Discharge is not recovery.
It is the withdrawal of responsibility.
This experience is not rare. NHS England estimates that around one in four adults in the UK live with two or more long term health conditions. People with complex needs account for a significant proportion of GP appointments and hospital use, yet consistently report poorer continuity of care. The National Audit Office has repeatedly warned that fragmented services for patients with multiple conditions lead to worse outcomes and higher long term costs.
Once clinical pathways close, the burden shifts elsewhere.
Social services become the next battleground. Every assessment demands the same explanations, the same evidence, the same justification of disability. Impairment is treated as something that must be continually proven, as though it might have quietly resolved itself between forms.
Support is not offered as a right.
It is negotiated as a concession.
For people with neurological conditions, cognitive impairment, or severe fatigue, this process is particularly punishing. The very conditions that create the need for support also make navigating bureaucracy harder. Self advocacy becomes a full time task performed with depleted resources.
Mobility aids expose the inequity most starkly. A wheelchair is not a luxury. It is the difference between confinement and participation. Yet access to NHS wheelchair services depends heavily on where you live. Scope has documented wide regional variation in eligibility criteria, waiting times, and funding. Some people wait over a year for assessment. Others are deemed ineligible altogether.
When NHS provision fails, the cost is transferred to the individual.
A suitable wheelchair can cost several thousand pounds. Powered chairs, often essential for people with neurological conditions or limited strength, can exceed £10,000. Grants are limited and competitive. Fundraising becomes the only route to basic mobility.
This is not independence.
It is survival by attrition.
The cumulative impact is not only physical decline. It is psychological erosion. Repeated dismissal teaches people that their suffering is inconvenient. That complexity is a flaw. That needing help is something to apologise for.

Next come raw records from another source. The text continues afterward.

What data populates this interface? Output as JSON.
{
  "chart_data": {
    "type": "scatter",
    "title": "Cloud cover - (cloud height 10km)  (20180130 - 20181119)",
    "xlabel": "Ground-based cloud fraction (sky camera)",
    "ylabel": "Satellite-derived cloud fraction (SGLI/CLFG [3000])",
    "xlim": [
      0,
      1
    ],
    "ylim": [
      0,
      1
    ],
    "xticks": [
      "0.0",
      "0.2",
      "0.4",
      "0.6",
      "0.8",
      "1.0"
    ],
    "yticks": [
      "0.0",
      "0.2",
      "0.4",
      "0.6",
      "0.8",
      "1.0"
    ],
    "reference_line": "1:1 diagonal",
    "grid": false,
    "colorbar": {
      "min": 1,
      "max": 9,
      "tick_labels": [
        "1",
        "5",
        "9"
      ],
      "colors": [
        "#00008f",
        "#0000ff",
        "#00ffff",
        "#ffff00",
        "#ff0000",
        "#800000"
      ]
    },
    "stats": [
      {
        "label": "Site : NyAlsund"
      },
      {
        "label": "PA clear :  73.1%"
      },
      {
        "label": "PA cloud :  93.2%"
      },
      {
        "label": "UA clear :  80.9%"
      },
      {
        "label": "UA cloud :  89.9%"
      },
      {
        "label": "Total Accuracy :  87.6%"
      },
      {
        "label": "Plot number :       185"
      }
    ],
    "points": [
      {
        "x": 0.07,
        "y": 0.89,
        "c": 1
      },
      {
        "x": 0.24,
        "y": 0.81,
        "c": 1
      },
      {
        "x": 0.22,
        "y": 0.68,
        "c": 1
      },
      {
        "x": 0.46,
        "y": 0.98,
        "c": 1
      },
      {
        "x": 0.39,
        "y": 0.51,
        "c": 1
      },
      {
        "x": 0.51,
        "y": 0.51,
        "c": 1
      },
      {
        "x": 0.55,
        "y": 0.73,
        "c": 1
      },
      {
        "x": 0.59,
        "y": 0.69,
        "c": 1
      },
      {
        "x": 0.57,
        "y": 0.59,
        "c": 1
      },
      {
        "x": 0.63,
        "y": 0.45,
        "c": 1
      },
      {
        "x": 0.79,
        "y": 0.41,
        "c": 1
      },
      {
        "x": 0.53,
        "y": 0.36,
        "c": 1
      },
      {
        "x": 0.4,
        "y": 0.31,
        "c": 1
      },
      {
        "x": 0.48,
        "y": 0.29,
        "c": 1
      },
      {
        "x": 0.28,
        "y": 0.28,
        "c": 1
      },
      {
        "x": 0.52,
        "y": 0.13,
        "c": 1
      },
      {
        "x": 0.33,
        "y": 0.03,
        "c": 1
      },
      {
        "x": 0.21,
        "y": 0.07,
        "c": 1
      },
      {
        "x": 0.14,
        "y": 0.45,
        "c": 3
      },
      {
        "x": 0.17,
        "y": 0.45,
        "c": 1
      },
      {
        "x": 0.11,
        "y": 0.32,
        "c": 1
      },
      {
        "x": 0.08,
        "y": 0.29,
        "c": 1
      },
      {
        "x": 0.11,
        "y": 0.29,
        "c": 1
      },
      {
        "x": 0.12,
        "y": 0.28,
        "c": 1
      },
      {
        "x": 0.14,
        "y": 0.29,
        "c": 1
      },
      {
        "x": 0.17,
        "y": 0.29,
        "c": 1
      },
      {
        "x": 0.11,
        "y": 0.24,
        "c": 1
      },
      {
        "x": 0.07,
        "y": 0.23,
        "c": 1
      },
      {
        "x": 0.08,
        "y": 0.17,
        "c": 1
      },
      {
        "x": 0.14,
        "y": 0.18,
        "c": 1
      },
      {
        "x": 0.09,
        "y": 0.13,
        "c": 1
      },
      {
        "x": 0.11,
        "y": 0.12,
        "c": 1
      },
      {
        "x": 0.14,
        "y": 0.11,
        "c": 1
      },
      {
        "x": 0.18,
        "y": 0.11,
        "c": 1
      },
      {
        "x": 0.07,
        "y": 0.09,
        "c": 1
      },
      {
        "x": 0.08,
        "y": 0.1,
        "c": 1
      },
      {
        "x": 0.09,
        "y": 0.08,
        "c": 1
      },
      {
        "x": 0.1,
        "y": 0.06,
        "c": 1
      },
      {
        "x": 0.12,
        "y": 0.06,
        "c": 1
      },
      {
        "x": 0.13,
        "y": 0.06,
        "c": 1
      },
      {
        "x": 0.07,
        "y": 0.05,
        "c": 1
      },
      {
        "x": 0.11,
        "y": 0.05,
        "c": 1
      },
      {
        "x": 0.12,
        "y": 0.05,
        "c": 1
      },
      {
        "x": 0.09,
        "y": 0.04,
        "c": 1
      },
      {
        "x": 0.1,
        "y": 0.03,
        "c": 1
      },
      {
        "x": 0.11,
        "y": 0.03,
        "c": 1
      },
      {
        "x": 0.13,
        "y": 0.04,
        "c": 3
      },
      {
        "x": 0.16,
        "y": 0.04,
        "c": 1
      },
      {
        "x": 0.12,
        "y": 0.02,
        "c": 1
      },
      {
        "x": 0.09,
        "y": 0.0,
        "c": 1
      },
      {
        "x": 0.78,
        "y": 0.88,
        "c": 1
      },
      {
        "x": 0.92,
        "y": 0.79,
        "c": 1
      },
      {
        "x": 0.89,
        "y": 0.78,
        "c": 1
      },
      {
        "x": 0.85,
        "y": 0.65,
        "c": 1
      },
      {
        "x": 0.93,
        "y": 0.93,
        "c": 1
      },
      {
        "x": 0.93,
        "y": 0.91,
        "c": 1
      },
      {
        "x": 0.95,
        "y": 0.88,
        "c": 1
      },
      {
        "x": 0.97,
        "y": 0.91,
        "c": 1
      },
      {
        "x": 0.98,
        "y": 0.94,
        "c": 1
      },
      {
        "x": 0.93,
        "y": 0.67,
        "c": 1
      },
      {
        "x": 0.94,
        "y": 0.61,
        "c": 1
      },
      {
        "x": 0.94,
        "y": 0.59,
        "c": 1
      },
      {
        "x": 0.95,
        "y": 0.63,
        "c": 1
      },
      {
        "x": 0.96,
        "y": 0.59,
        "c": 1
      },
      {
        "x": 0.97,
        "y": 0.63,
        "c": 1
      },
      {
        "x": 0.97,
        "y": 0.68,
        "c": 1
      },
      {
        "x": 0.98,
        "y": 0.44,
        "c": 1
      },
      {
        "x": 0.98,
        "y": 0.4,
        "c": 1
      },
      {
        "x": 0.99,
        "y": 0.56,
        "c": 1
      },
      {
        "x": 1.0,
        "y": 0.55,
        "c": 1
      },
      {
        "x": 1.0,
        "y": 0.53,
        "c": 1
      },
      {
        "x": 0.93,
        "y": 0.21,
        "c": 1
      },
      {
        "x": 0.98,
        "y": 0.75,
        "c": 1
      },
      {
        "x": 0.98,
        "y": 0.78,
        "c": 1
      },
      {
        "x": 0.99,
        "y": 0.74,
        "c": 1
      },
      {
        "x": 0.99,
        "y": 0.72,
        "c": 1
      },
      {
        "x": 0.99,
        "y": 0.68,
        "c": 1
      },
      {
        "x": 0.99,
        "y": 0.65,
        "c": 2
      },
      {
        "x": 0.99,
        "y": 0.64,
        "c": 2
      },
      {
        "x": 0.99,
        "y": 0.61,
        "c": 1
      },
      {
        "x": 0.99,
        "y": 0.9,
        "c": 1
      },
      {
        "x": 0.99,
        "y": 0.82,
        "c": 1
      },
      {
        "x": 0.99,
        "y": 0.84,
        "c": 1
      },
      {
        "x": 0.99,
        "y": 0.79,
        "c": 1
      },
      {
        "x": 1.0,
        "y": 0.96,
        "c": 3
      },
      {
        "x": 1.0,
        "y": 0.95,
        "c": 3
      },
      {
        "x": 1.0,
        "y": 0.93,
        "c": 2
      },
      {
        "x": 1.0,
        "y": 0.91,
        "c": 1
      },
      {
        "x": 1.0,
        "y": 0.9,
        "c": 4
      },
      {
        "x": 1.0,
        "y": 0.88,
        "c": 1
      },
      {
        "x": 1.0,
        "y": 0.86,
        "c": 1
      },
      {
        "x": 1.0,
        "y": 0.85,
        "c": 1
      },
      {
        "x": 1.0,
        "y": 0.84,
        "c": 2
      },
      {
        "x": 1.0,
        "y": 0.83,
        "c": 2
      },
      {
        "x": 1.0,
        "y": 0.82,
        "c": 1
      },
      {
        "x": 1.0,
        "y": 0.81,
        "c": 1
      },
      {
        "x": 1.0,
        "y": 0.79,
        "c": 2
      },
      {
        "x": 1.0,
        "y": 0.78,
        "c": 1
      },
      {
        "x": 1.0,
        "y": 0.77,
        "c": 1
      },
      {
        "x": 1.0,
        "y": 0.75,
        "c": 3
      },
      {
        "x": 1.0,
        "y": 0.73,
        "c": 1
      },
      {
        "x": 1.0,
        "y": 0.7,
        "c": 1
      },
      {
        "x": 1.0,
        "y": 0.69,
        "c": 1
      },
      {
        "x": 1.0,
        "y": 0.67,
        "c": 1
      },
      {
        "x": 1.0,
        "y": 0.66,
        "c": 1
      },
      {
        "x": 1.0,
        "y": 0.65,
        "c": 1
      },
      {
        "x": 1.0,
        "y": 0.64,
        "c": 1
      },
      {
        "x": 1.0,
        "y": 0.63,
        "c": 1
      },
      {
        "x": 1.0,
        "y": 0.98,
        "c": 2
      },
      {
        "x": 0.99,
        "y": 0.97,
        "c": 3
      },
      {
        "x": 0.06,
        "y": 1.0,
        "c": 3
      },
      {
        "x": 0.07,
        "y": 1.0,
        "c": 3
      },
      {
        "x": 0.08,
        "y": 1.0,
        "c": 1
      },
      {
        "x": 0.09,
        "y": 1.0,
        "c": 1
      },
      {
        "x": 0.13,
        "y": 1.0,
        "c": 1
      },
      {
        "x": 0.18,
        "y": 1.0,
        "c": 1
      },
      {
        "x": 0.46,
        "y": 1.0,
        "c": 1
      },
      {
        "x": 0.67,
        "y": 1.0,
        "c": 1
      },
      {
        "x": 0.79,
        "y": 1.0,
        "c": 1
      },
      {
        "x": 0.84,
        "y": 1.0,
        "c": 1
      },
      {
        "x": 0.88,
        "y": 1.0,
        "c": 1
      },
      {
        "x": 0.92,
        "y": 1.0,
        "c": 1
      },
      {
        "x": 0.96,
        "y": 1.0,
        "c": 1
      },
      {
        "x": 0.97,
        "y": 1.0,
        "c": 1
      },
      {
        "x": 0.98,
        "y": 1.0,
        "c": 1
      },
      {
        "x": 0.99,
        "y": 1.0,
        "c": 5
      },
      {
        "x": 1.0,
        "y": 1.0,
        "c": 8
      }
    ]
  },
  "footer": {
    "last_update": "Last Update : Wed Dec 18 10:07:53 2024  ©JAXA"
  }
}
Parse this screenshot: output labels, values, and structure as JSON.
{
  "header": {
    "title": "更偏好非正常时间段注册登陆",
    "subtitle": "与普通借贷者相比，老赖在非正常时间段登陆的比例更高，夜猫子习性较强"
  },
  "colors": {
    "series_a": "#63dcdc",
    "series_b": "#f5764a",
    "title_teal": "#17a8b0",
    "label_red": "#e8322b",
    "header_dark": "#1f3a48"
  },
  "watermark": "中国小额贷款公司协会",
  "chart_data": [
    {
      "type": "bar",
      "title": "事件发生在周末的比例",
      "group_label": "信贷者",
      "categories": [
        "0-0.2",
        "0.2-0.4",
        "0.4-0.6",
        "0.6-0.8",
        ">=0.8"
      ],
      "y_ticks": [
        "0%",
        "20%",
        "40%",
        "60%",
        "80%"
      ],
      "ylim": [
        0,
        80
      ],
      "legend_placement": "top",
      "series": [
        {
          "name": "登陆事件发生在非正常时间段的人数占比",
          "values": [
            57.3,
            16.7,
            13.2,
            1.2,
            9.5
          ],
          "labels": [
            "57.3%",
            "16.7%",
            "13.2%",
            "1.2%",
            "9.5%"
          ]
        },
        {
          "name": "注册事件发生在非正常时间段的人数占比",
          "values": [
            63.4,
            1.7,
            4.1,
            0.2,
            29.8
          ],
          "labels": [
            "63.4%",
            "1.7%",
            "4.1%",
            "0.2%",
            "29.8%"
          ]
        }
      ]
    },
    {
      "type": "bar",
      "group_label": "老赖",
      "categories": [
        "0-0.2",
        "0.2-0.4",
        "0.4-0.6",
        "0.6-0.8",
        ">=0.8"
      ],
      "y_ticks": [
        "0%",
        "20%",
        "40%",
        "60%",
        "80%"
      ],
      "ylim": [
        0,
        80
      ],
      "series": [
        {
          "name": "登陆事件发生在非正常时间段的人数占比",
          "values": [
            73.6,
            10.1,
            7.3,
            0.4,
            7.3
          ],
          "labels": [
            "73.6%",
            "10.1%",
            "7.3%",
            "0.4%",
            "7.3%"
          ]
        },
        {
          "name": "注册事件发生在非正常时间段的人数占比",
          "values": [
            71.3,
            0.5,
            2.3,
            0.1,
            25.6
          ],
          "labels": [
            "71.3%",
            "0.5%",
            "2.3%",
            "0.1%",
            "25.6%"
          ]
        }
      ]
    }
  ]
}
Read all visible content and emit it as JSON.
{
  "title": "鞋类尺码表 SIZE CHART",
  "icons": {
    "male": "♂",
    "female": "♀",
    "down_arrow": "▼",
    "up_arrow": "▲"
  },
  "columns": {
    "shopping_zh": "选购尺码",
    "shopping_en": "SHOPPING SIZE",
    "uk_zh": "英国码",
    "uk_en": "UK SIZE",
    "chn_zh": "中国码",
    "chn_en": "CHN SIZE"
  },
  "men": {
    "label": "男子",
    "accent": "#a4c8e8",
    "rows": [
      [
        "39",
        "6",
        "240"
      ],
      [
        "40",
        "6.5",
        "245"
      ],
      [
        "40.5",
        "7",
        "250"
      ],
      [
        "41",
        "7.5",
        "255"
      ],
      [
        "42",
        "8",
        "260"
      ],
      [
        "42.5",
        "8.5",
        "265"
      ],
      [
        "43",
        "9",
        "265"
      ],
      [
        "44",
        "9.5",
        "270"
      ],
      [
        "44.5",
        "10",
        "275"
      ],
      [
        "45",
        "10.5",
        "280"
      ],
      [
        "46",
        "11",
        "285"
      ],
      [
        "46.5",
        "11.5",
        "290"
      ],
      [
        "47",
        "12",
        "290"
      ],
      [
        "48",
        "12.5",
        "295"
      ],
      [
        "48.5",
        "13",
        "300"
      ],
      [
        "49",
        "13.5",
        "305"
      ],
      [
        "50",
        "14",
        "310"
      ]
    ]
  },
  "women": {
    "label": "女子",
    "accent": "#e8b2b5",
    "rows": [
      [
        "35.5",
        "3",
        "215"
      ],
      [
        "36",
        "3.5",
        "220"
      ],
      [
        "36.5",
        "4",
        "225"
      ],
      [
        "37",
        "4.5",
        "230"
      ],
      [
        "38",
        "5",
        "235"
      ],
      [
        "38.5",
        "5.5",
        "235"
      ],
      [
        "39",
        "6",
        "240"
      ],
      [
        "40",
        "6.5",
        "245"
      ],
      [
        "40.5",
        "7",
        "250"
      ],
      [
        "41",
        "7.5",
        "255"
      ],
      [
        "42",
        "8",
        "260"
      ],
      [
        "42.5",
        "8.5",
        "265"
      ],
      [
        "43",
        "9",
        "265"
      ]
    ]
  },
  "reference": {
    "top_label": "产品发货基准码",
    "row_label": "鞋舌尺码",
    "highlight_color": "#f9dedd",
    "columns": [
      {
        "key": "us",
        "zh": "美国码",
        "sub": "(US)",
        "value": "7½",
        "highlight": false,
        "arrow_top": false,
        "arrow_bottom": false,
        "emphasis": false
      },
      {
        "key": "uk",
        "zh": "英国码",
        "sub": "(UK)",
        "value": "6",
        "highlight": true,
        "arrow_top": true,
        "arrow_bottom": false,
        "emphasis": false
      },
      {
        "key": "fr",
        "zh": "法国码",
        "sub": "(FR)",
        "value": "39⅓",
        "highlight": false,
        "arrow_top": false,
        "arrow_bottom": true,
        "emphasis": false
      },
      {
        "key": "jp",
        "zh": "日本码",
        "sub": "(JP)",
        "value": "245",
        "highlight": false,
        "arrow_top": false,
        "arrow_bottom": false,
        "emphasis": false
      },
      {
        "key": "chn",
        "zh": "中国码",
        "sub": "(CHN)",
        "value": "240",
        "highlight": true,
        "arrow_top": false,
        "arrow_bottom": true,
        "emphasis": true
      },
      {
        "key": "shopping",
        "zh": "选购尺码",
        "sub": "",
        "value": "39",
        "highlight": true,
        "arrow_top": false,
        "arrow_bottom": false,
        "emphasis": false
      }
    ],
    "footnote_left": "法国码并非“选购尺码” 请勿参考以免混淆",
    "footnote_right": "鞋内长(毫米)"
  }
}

Yet complexity is not exceptional. It is increasingly common in an ageing population and among those living with trauma, disability, and chronic illness. A healthcare system that cannot accommodate complexity will continue to fail precisely those who rely on it most.
This is not a demand for limitless resources. It is a call for ownership, coordination, and honesty. For acknowledging that “too complex” often means “we do not have a pathway”. For recognising that discharging a patient does not make the problem disappear.
To the clinicians who still listen, who still advocate, who still see the whole person rather than isolated symptoms, your work matters.
To those trapped in the referral loop, you are not failing the system.
The system is failing you.
If this reflects your experience, consider sharing it, discussing it, or using it as a starting point to push for better coordinated care. Change does not always begin loudly. Sometimes, it begins with refusing to quietly accept the label “too complex”.